Ło Panie ... Mnie wprowadził brat starszego kumpla w erę Gothica i zacząłem od jedynki w podstawówce - coś pięknego sam szukasz rozwiązań questów bo nie masz za bardzo nic więcej do dyspozycji :) a później w dwójce już było wiadomo, że trzeba było z każdym gadać także spore ułatwienie :) trójka trochę mi nie siadła chociaż grałem od razu po premierze, zresztą do dzisiaj mam edycję kolekcjonerską ale jedynka, dwójka + dwójka NK to ogrywać trzeba najlepiej kilka razy w roku 😁 pozdro :)
Zarywałem nocki przy Gothic1. Zresztą do spółki z kumplami.
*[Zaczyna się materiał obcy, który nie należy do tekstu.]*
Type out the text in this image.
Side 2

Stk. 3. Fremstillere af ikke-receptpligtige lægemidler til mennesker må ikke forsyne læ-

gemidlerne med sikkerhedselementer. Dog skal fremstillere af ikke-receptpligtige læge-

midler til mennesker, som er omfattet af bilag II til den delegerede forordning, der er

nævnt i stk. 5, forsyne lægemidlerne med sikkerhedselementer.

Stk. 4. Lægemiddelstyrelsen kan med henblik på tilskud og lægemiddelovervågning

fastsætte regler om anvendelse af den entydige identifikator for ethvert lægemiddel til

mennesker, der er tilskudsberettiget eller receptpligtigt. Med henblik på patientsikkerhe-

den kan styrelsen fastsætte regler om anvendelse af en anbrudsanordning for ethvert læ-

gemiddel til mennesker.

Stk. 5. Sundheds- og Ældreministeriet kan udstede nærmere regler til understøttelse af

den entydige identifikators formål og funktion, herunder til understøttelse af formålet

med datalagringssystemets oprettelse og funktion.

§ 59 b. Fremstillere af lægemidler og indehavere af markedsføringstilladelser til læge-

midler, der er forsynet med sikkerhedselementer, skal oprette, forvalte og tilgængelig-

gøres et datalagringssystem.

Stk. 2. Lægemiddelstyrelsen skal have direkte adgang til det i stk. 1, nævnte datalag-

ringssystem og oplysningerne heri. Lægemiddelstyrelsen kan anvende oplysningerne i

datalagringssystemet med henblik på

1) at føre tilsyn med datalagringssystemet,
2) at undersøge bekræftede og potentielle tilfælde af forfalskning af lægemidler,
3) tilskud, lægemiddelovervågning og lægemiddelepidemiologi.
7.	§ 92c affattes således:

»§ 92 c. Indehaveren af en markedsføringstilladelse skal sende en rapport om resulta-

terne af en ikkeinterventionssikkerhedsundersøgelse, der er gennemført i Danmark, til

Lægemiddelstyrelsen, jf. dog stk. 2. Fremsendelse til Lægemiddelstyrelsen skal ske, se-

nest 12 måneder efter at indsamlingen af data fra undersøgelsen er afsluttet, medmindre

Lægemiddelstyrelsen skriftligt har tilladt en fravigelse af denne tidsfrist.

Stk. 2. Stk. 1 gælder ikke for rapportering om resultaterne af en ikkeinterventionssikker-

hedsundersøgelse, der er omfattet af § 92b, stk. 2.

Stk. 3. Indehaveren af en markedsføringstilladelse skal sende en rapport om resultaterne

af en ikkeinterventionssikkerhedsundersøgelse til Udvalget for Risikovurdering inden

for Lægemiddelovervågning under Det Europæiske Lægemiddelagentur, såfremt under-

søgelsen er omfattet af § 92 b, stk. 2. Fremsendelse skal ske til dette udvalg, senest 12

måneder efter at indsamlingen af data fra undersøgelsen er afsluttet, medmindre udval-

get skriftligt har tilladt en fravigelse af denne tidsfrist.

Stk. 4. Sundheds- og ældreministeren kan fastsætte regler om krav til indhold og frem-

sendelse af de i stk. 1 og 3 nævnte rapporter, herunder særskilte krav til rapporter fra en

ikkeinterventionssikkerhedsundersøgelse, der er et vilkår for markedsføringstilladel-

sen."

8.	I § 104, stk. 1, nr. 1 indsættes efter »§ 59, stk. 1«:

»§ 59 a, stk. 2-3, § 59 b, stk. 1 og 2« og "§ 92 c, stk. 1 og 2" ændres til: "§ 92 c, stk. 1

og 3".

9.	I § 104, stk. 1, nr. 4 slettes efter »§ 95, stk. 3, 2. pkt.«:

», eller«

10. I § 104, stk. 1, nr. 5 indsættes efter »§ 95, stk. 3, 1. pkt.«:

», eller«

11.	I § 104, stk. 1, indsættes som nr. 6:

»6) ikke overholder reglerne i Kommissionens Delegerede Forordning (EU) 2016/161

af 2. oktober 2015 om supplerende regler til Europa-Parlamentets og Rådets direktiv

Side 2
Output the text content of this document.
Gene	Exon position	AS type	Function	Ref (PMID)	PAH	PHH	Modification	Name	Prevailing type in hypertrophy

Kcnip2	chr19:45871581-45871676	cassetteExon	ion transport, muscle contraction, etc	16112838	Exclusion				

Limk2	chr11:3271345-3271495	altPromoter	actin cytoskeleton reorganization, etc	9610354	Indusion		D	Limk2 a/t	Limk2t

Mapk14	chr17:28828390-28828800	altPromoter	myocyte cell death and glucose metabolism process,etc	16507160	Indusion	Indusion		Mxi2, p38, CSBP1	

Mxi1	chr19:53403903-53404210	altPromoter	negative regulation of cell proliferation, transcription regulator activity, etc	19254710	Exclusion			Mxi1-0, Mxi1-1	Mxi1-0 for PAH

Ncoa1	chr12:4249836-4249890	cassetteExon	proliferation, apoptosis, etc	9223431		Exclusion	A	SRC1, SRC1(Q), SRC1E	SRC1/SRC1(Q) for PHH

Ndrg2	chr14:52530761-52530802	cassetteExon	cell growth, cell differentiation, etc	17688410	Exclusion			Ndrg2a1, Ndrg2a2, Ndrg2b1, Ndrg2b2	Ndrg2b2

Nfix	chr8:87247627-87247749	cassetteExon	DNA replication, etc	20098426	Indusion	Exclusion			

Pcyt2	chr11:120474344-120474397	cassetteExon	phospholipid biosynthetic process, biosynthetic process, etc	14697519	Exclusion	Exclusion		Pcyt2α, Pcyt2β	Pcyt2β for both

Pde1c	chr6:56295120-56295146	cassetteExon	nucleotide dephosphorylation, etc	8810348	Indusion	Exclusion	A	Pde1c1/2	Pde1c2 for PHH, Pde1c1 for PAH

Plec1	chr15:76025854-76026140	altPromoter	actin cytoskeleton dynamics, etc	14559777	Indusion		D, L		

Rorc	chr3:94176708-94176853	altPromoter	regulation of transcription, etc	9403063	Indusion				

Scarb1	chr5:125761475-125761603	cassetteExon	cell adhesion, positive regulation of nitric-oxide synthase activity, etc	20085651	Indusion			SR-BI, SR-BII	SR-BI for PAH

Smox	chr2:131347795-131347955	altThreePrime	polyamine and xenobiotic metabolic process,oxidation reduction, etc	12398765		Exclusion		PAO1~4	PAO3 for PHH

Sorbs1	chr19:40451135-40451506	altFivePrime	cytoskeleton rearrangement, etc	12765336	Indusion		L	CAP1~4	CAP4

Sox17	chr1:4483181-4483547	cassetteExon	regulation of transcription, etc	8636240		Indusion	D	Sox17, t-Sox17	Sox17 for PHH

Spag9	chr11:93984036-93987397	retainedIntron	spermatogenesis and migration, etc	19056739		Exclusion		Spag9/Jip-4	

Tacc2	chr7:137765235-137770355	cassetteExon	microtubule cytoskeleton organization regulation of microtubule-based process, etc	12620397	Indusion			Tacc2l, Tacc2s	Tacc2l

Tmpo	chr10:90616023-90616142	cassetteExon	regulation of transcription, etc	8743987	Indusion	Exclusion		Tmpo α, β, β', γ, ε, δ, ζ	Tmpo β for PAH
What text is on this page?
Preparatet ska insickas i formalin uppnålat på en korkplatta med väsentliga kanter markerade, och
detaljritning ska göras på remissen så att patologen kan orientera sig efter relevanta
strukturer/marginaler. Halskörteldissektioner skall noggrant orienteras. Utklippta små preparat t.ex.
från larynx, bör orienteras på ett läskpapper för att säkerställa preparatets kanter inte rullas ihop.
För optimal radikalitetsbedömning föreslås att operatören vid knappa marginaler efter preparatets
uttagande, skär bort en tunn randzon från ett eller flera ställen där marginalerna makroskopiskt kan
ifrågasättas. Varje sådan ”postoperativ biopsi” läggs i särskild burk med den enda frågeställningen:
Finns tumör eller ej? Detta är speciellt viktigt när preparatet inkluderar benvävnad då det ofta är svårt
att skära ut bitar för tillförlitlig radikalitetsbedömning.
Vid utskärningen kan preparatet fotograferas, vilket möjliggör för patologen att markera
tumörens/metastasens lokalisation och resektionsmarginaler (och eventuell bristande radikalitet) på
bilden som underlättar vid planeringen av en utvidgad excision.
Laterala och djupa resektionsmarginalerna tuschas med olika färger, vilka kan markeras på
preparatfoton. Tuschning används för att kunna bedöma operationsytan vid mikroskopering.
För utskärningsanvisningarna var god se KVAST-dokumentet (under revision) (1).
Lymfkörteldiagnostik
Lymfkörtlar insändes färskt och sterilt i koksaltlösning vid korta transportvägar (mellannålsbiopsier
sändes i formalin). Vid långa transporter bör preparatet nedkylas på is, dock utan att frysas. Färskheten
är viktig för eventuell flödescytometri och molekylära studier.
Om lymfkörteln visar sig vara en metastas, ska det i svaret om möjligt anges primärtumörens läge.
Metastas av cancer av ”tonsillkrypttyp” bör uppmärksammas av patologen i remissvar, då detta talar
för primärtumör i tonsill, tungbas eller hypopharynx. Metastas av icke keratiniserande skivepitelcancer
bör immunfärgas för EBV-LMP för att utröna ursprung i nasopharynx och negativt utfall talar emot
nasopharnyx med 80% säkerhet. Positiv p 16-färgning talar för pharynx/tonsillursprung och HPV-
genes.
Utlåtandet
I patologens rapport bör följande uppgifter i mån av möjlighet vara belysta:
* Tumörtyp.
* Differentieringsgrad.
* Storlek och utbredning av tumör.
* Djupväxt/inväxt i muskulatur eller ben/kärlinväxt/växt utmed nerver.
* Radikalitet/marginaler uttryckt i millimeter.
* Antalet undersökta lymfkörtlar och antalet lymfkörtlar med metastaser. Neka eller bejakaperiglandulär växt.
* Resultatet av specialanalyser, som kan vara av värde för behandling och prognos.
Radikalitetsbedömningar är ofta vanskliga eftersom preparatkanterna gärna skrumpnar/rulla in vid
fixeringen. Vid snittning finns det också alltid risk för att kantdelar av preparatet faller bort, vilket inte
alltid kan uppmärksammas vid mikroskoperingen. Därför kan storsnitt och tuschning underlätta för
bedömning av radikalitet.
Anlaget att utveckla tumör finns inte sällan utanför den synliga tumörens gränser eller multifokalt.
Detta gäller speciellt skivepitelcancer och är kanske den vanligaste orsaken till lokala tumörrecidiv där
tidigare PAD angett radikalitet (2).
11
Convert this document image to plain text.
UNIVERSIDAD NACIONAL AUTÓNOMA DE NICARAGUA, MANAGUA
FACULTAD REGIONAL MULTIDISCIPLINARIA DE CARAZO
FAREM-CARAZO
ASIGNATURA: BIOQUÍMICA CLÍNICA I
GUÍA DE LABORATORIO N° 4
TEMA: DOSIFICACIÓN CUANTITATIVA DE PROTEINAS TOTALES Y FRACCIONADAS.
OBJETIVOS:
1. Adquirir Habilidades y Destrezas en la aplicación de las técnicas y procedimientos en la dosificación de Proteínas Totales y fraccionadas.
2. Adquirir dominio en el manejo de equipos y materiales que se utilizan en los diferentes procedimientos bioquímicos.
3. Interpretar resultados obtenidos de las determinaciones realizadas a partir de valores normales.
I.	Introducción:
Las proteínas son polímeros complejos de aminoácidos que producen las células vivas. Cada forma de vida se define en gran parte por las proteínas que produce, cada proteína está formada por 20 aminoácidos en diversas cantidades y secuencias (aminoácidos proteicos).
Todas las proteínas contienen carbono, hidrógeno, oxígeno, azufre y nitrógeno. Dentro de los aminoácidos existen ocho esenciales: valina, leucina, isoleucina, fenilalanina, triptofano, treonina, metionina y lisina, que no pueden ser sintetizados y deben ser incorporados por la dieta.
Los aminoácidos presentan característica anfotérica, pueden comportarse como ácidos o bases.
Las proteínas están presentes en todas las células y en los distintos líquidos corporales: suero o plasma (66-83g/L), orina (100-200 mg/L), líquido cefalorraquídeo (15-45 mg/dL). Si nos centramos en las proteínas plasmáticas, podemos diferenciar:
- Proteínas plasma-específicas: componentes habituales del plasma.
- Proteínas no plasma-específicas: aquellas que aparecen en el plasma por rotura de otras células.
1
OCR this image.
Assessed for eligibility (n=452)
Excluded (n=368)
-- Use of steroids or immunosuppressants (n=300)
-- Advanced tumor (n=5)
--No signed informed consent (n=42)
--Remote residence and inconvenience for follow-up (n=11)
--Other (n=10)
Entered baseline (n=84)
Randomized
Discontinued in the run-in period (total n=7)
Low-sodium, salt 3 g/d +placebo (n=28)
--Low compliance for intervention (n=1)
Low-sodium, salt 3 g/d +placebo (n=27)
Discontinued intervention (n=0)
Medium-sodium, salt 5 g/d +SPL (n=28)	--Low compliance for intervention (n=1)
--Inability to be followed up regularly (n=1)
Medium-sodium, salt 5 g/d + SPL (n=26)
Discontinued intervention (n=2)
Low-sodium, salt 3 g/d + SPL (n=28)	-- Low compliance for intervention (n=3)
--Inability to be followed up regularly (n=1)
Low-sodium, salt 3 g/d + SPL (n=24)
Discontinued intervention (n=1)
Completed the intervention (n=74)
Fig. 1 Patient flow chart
Trochę przykro, ale też zdziwienia zero. Pozdro600 !!
zero zaskoczenia
Witamy ArkaBigdikusa
fakt jak plemnik który nie trafił
Pierwszy raz grałem ze... 3 lata temu? Bez nostalgii, nie mogłem jej mieć bo Gothic 1 to mój równieśnik. System walki po przyzwyczajeniu jest do przełknięcia. O dubbingu i dialogach nie wspominam, bo i po co, każdy wie jakie są. Za to mega podoba mi się mapa. Upchana sekretami, ale na tyle mała, że da się nawigować z pamięci. Coś wspaniałego
Oni by mogli robić gierki jakieś craftowe albo alternatywne, ale nie na dzisiejsze czasy. Niech dołączy Bjorn do ekipy Kronik i robi kolejną część ;)
Ja dopiero nie dawno zagrałem w gothica 1 potem w dwójkę i g1 o dużo bardziej lubię wiele razy jeszcze wrócę do tej gry a g2 przeszedłem 3 razy na różnych gildiach i już mi się nie chce wracać uwielbiam ten mroczny klimat w kolonii górniczej a g2 ma Jakendar...
Powiedzmy szczerze - to i tak szok, że Piranie tyle przetrwali, przez ostatnie 20 lat wydając wyłącznie średniaki, lepsze, bądź gorsze.